简体   繁体   English

Twitter情绪分析

[英]Twitter sentiment analysis on a string

I've written a program that takes a twitter data that contains tweets and labels ( 0 for neutral sentiment and 1 for negative sentiment) and predicts which category the tweet belongs to. 我编写了一个程序,该程序接收包含推文和标签的Twitter数据( 0表示中立情绪, 1表示否定情绪)并预测该推文所属的类别。 The program works well on the training and test Set. 该程序在训练和测试集上效果很好。 However I'm having problem in applying prediction function with a string. 但是我在对字符串应用预测函数时遇到问题。 I'm not sure how to do that. 我不确定该怎么做。

I have tried cleaning the string the way I cleaned the dataset before calling the predict function but the values returned are in wrong shape. 我曾尝试在调用预报函数之前以清理数据集的方式清理字符串,但返回的值格式错误。

import numpy as np
import pandas as pd
from nltk.corpus import stopwords
from nltk.stem.porter import PorterStemmer
ps = PorterStemmer()
import re

#Loading dataset
dataset = pd.read_csv('tweet.csv')

#List to hold cleaned tweets
clean_tweet = []

#Cleaning tweets
for i in range(len(dataset)):
    tweet = re.sub('[^a-zA-Z]', ' ', dataset['tweet'][i])
    tweet = re.sub('@[\w]*',' ',dataset['tweet'][i])
    tweet = tweet.lower()
    tweet = tweet.split()
    tweet = [ps.stem(token) for token in tweet if not token in set(stopwords.words('english'))]
    tweet = ' '.join(tweet)
    clean_tweet.append(tweet)

from sklearn.feature_extraction.text import CountVectorizer
cv = CountVectorizer(max_features = 3000)
X = cv.fit_transform(clean_tweet)
X =  X.toarray()
y = dataset.iloc[:, 1].values

from sklearn.model_selection import train_test_split
X_train, X_test, y_train, y_test = train_test_split(X, y)

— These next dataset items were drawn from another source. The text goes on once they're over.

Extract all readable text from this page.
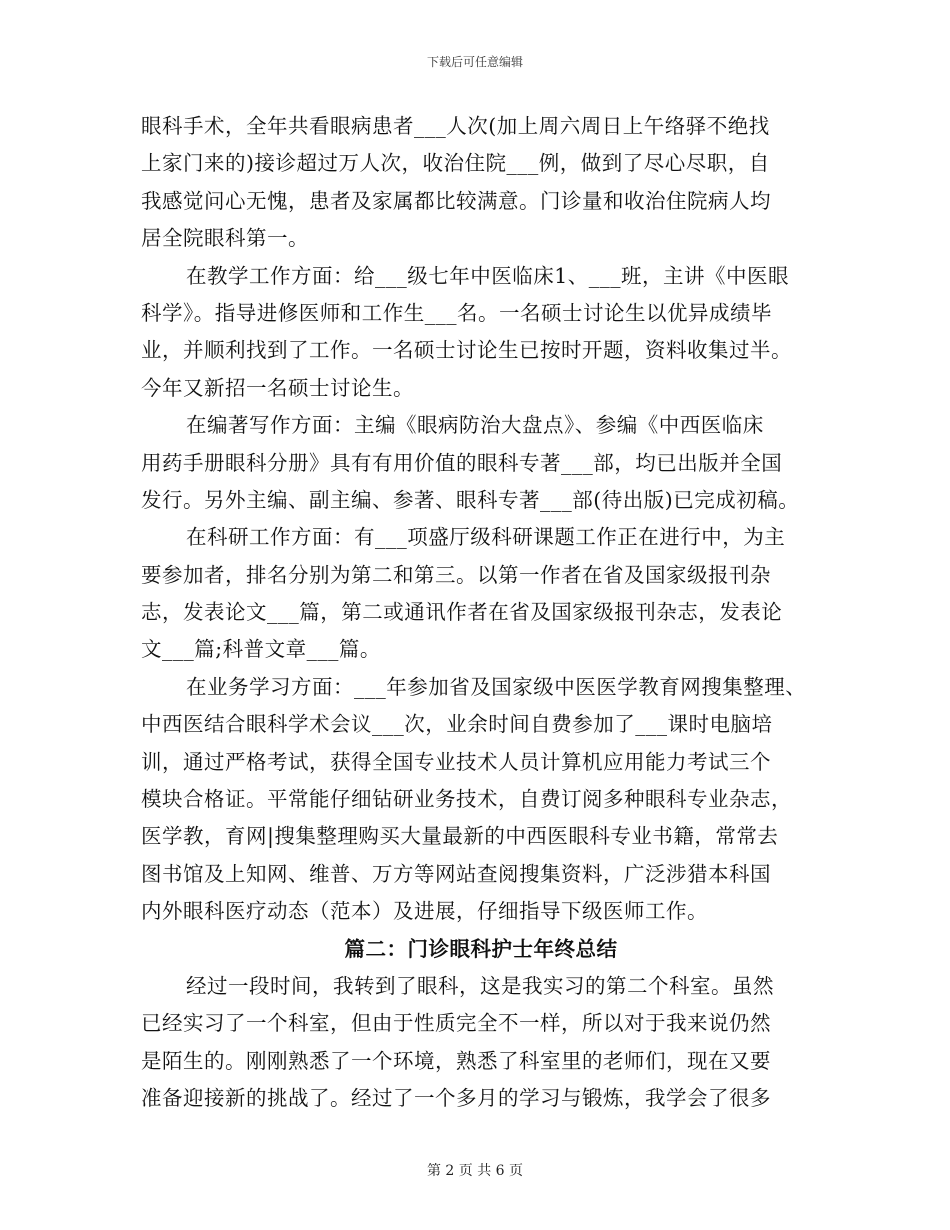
下载后可任意编辑
眼科手术，全年共看眼病患者___人次(加上周六周日上午络驿不绝找
上家门来的)接诊超过万人次，收治住院___例，做到了尽心尽职，自
我感觉问心无愧，患者及家属都比较满意。门诊量和收治住院病人均
居全院眼科第一。
在教学工作方面：给___级七年中医临床1、___班，主讲《中医眼
科学》。指导进修医师和工作生___名。一名硕士讨论生以优异成绩毕
业，并顺利找到了工作。一名硕士讨论生已按时开题，资料收集过半。
今年又新招一名硕士讨论生。
在编著写作方面：主编《眼病防治大盘点》、参编《中西医临床
用药手册眼科分册》具有有用价值的眼科专著___部，均已出版并全国
发行。另外主编、副主编、参著、眼科专著___部(待出版)已完成初稿。
在科研工作方面：有___项盛厅级科研课题工作正在进行中，为主
要参加者，排名分别为第二和第三。以第一作者在省及国家级报刊杂
志，发表论文___篇，第二或通讯作者在省及国家级报刊杂志，发表论
文___篇;科普文章___篇。
在业务学习方面：___年参加省及国家级中医医学教育网搜集整理、
中西医结合眼科学术会议___次，业余时间自费参加了___课时电脑培
训，通过严格考试，获得全国专业技术人员计算机应用能力考试三个
模块合格证。平常能仔细钻研业务技术，自费订阅多种眼科专业杂志，
医学教，育网|搜集整理购买大量最新的中西医眼科专业书籍，常常去
图书馆及上知网、维普、万方等网站查阅搜集资料，广泛涉猎本科国
内外眼科医疗动态（范本）及进展，仔细指导下级医师工作。
篇二：门诊眼科护士年终总结
经过一段时间，我转到了眼科，这是我实习的第二个科室。虽然
已经实习了一个科室，但由于性质完全不一样，所以对于我来说仍然
是陌生的。刚刚熟悉了一个环境，熟悉了科室里的老师们，现在又要
准备迎接新的挑战了。经过了一个多月的学习与锻炼，我学会了很多
第 2 页 共 6 页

from sklearn.naive_bayes import GaussianNB
n_b = GaussianNB()
n_b.fit(X_train, y_train)
y_pred  = n_b.predict(X_test) 

some_tweet = "this is a mean tweet"  # How to apply predict function to this string

Use cv.transform([cleaned_new_tweet]) on your new string to transform your new Tweet to your existing document-term matrix. 在新字符串上使用cv.transform([cleaned_new_tweet])将新的Tweet转换为现有的文档术语矩阵。 That will return the Tweet in the correct shape. 这将以正确的形状返回推文。

tl;dr TL;博士

.predict() expects a list of strings . .predict()需要一个strings list So you need to add some_tweet to a list . 因此,您需要将some_tweet添加到list Eg new_tweet = ["this is a mean tweet"] 例如new_tweet = ["this is a mean tweet"]

Your code 您的密码

You had some issues in your code that I tried fixing for you... 您的代码中有一些问题,我曾尝试为您解决...

import numpy as np
import pandas as pd
from nltk.corpus import stopwords
from nltk.stem.porter import PorterStemmer
ps = PorterStemmer()
import re

#Loading dataset
dataset = pd.read_csv('tweet.csv')


# Define cleaning function
# You can define it once as a function so it can be easily re-used else where
def clean_tweet(tweet: str):
    tweet = re.sub('[^a-zA-Z]', ' ', dataset['tweet'][i])
    tweet = re.sub('@[\w]*', ' ', tweet) #BUG: you need to pass the tweet you modified here instead of the original tweet again
    tweet = tweet.lower()
    tweet = tweet.split()
    tweet = [ps.stem(token) for token in tweet if not token in set(stopwords.words('english'))]
    tweet = ' '.join(tweet)
    return tweet

#List to hold cleaned tweets and labels
X = [clean_tweet(tweet) for tweet in dataset['tweet']] # you can create your X directly with your new function
y = dataset.iloc[:, 1].values

# Define a single model
from sklearn.feature_extraction.text import CountVectorizer
from sklearn.naive_bayes import GaussianNB
from sklearn.pipeline import Pipeline

# Use Pipeline as your classifier, this way you don't need to keep calling a transform and fit all the time.
classifier = Pipeline(
    [
        ('cv', CountVectorizer(max_features=300)),
        ('n_b', GaussianNB())
    ]
)


# Before you trained your CountVectorizer BEFORE splitting into train/test. That is a biiig mistake.
# First you split to train/split and then you train all the steps of your model.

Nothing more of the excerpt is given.